Von Angelika Stück
Ich bin als Fotografin ja sehr viel in alten, verlassenen (Wohn)räumen unterwegs. Weitgehend zwar in alter Industrie, aber eben auch in alten Werkswohnungen, alten Hotels, Krankenhäusern, Kurheilstätten, Altenheimen und ähnlichen Wohnräumen, die verlassen auf den Abriss harren oder im Verfall sind. Aber auch in Wohnräumen, die eine Geschichte erzählen.
Die Gefühle, die da hochkommen, sind oft sehr melancholisch. Mir kommt es oft so vor, als würden die alten Räume ihr Erlebtes aufgesaugt haben. Ich bin dort auf Spurensuche. Es bleibt natürlich meist meiner Fantasie überlassen zu spüren was mir die verlassenen Räume in ihrem Dornröschenschlaf berichten wollen, aber genau das macht für mich die Faszination aus. Wie haben die Menschen dort gelebt? Was hat sie bewegt, zu welcher Zeit? Es ist immer auch ein Teil Zeitgeschichte, die sich wiederspiegelt, Vergangenes, fast Vergessenes.
Eine Geschichte, die mich kürzlich bewegt hat, möchte ich hier kurz berichten: Auf meiner Homepage habe ich Fotos hochgeladen von den ehemaligen Allerthalwerken in Grasleben. Ich bekam neulich eine Mail von einer Dame, die dort ihre Kindheit auf dem Werksgelände verbrachte, da ihr Vater dort lange Zeit Direktor war. Sie war hocherfreut über die Fotos, wenn sie auch den Verfall und den heutigen Abriss der Gebäude bedauert. Sie freute sich ein Stück Kindheitserinnerung in den Bildern zu sehen und zu haben. Ich freute mich, einen Zeitzeugen zu finden. Ich fand es zudem auch interessant, dass selbst ein altes Werksgelände, wo man ja keine Wohnlichkeit vorfindet, eine Heimat sein kann bzw. konnte, an der man hängt.

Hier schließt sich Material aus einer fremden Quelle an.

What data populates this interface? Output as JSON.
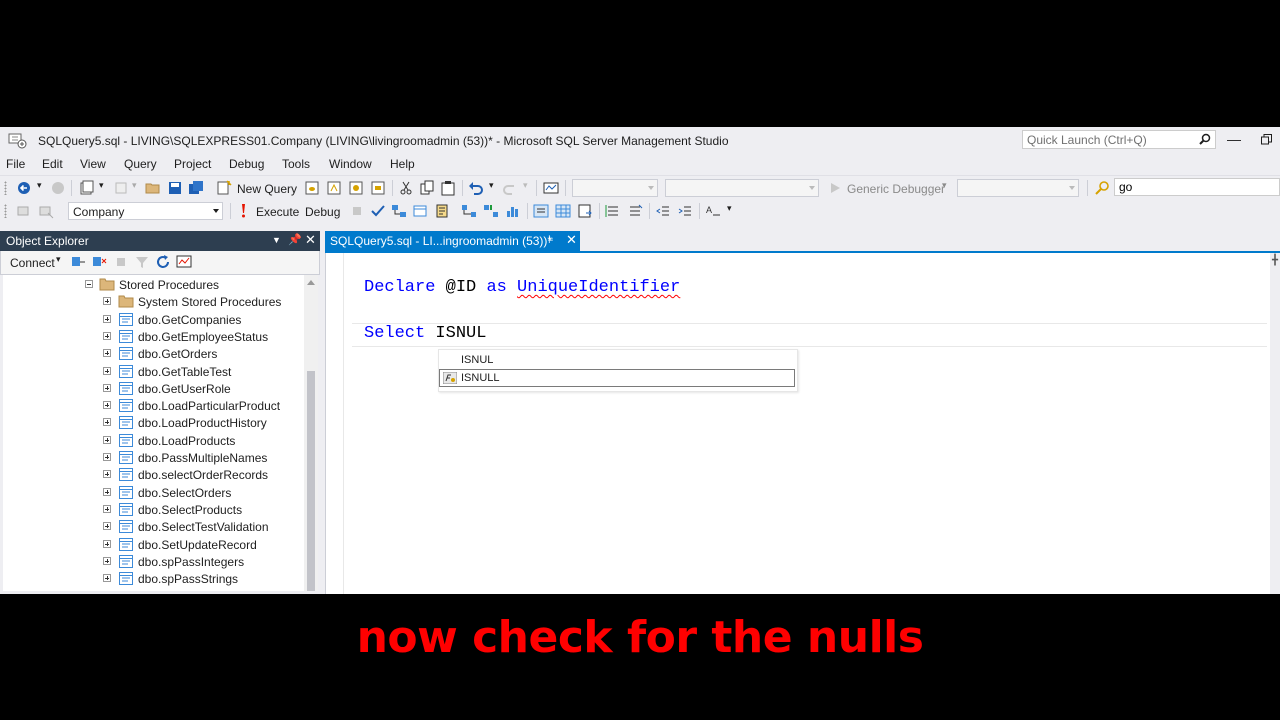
{
  "window": {
    "title": "SQLQuery5.sql - LIVING\\SQLEXPRESS01.Company (LIVING\\livingroomadmin (53))* - Microsoft SQL Server Management Studio",
    "quick_launch_placeholder": "Quick Launch (Ctrl+Q)"
  },
  "menu": [
    "File",
    "Edit",
    "View",
    "Query",
    "Project",
    "Debug",
    "Tools",
    "Window",
    "Help"
  ],
  "toolbar": {
    "new_query": "New Query",
    "debugger": "Generic Debugger",
    "find_value": "go",
    "database": "Company",
    "execute": "Execute",
    "debug": "Debug"
  },
  "object_explorer": {
    "title": "Object Explorer",
    "connect": "Connect",
    "tree": [
      {
        "label": "Stored Procedures",
        "type": "folder",
        "expanded": true
      },
      {
        "label": "System Stored Procedures",
        "type": "folder",
        "expanded": false
      },
      {
        "label": "dbo.GetCompanies",
        "type": "proc"
      },
      {
        "label": "dbo.GetEmployeeStatus",
        "type": "proc"
      },
      {
        "label": "dbo.GetOrders",
        "type": "proc"
      },
      {
        "label": "dbo.GetTableTest",
        "type": "proc"
      },
      {
        "label": "dbo.GetUserRole",
        "type": "proc"
      },
      {
        "label": "dbo.LoadParticularProduct",
        "type": "proc"
      },
      {
        "label": "dbo.LoadProductHistory",
        "type": "proc"
      },
      {
        "label": "dbo.LoadProducts",
        "type": "proc"
      },
      {
        "label": "dbo.PassMultipleNames",
        "type": "proc"
      },
      {
        "label": "dbo.selectOrderRecords",
        "type": "proc"
      },
      {
        "label": "dbo.SelectOrders",
        "type": "proc"
      },
      {
        "label": "dbo.SelectProducts",
        "type": "proc"
      },
      {
        "label": "dbo.SelectTestValidation",
        "type": "proc"
      },
      {
        "label": "dbo.SetUpdateRecord",
        "type": "proc"
      },
      {
        "label": "dbo.spPassIntegers",
        "type": "proc"
      },
      {
        "label": "dbo.spPassStrings",
        "type": "proc"
      }
    ]
  },
  "editor": {
    "tab_label": "SQLQuery5.sql - LI...ingroomadmin (53))*",
    "line1": {
      "kw1": "Declare",
      "var": " @ID ",
      "kw2": "as",
      "type": "UniqueIdentifier"
    },
    "line2": {
      "kw": "Select",
      "text": " ISNUL"
    },
    "autocomplete": {
      "hint": "ISNUL",
      "item": "ISNULL"
    }
  },
  "caption": "now check for the nulls",
  "colors": {
    "accent": "#007acc",
    "panel_title": "#2d3e50",
    "caption": "#ff0000",
    "keyword": "#0000ff"
  }
}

Wohnraum ist für mich persönlich ganz viel Heimatgefühl. Meine Wohnung ist für mich mein persönlicher „Schutzraum“, dort bin ich privat und ich selbst. Ich kann entscheiden, wer diesen Raum betreten darf und wer nicht. Es ist mein ganz persönlicher Rückzugsort zur inneren Erholung, einfach lebensnotwendig für mich. Ich denke, dass es vielen Menschen so geht, und von daher ist ein Eindringen in verlassene Gebäude auch irgendwie für mich wie das Eindringen in eine Privatsphäre. Verlassene Räume haben Niemanden mehr, der den Zutritt verweigern kann. Der Schutzraum ist offen. Es hat fast etwas Heiliges, dort in den verlassenen Räumen umherzugehen, und ich tue dies stets mit viel Respekt und in Stille, um die Geschichten spüren zu können.

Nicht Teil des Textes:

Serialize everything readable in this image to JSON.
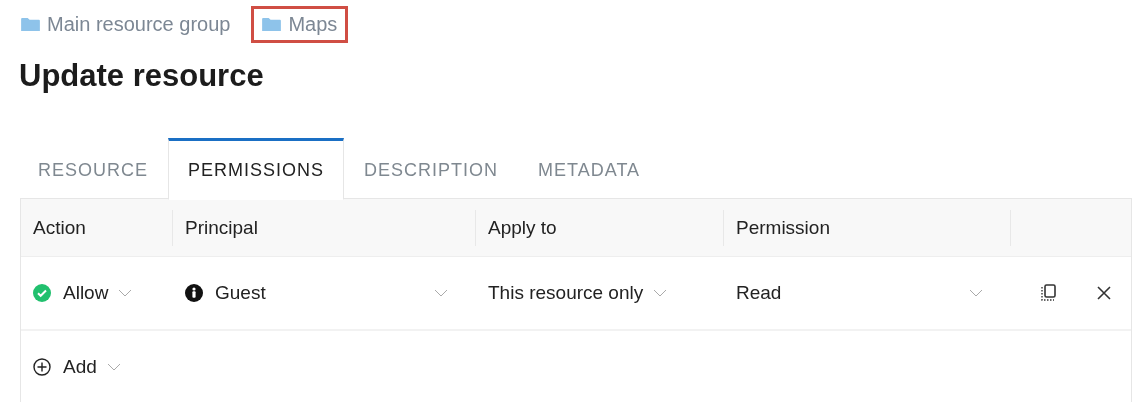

Jedes vandalisierte Gebäude bedauere ich, ich kann das sinnlose Zerstören nicht nachvollziehen, da damit auch die Geschichten unwiederbringlich zerstört werden. Und doch scheint es so, dass sich manche Menschen geradezu aufgefordert fühlen, verlassene (Wohn)räume zerstören zu müssen. Nichtsdestotrotz ist mir natürlich klar, dass nicht jedes verlassene Gebäude auf ewig erhalten werden kann, aber ich kann zumindest versuchen, die Geschichten, wie ich sie wahrnehme, fotografisch festzuhalten, damit sie nicht verloren gehen. Die Resonanz, wie ich sie oben beschrieben habe, gibt mir Recht.